Few places on earth are as inviting as a California kelp forest in autumn. When diving conditions are favorable, as they so often are in the fall, we enjoy a wonderful opportunity to observe a diverse mix of as many as 800 species of marine creatures in an absolutely stunning setting. We have it all from playful herds of California sea lions to schools of silvery jackmackerel making their way through the forest maze to a dazzlingly colorful exhibition of rainbow colored nudibranchs on the rocky reefs below. These are common sights in so many kelp forests, and you just never know who else will show up. You might get lucky and swim with a curious harbor seal pup, a California purple striped jellyfish, an ocean sunfish, or a pilot whale. Who knows?
One of the wonderful aspects of diving in California is that we enjoy so many different natural phenomena at various times of the year. Winter brings squid runs and California gray whales. With spring comes nesting garibaldi and massive schools of baitfish. The summer brings warming water, improved visibility, and the kelp forests and reefs explode with new life.
It’s all good. But as we head into the fall months things get better, and then best time of year when we often enjoy the best combination of weather and water conditions. Healthy kelp forests teem with life. The density of the forest and the thick surface canopy create a cathedral-like ambiance.

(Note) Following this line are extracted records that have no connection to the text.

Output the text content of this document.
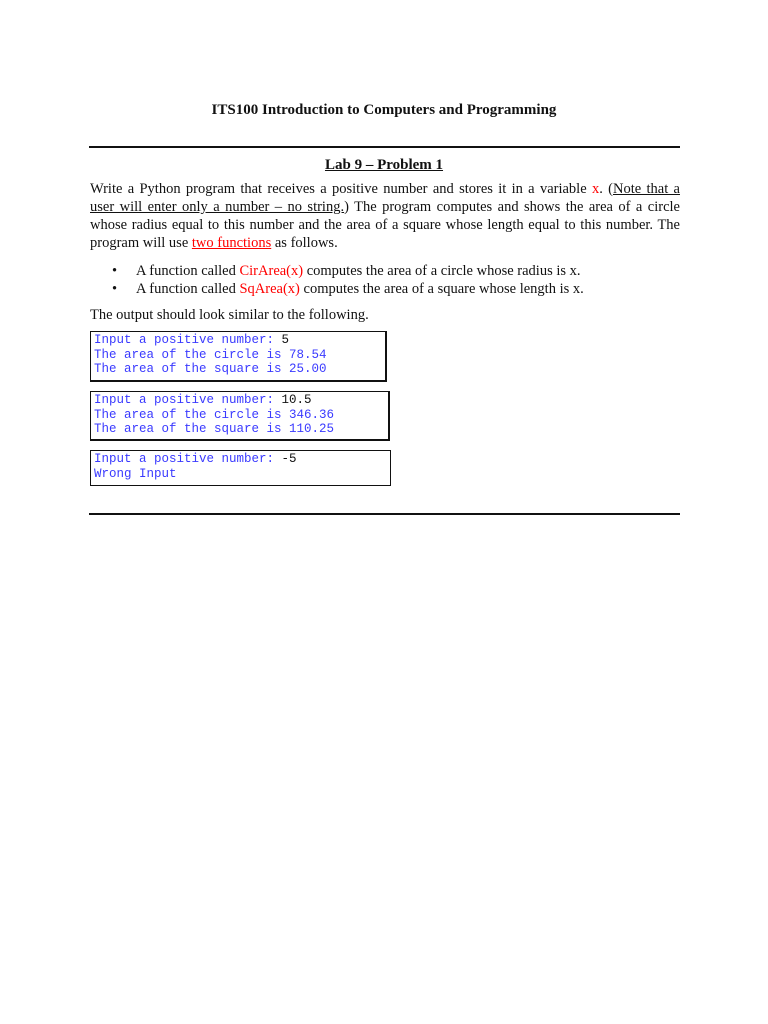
ITS100 Introduction to Computers and Programming
Lab 9 – Problem 1
Write a Python program that receives a positive number and stores it in a variable x. (Note that a
user will enter only a number – no string.) The program computes and shows the area of a circle
whose radius equal to this number and the area of a square whose length equal to this number. The
program will use two functions as follows.
• A function called CirArea(x) computes the area of a circle whose radius is x.
• A function called SqArea(x) computes the area of a square whose length is x.
The output should look similar to the following.
Input a positive number: 5
The area of the circle is 78.54
The area of the square is 25.00
Input a positive number: 10.5
The area of the circle is 346.36
The area of the square is 110.25
Input a positive number: -5
Wrong Input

Need another reason to get excited about diving right now? Here it is. It’s called lobster season, which starts at the end of September.
No doubt about it, fall is a wonderful time to explore California’s underwater world. If you are a new diver, I strongly encourage you to join the gang at your local dive center for a trip to any of our eight Channel Islands where we often experience 60 to 100 feet of visibility and flat calm seas. Make one trip to the Channel Islands and you’ll be hooked for life. And don’t overlook the opportunity to dive from our beaches. In the fall when the water conditions are favorable you often have a chance to explore dive sites that you can’t get to off the beach when the surf and swell are up. It’s time to take a look.
But whatever you do, whether by boat or from the beach, take advantage of this season’s weather and water conditions. I’ll guarantee you, you’ll be glad you did.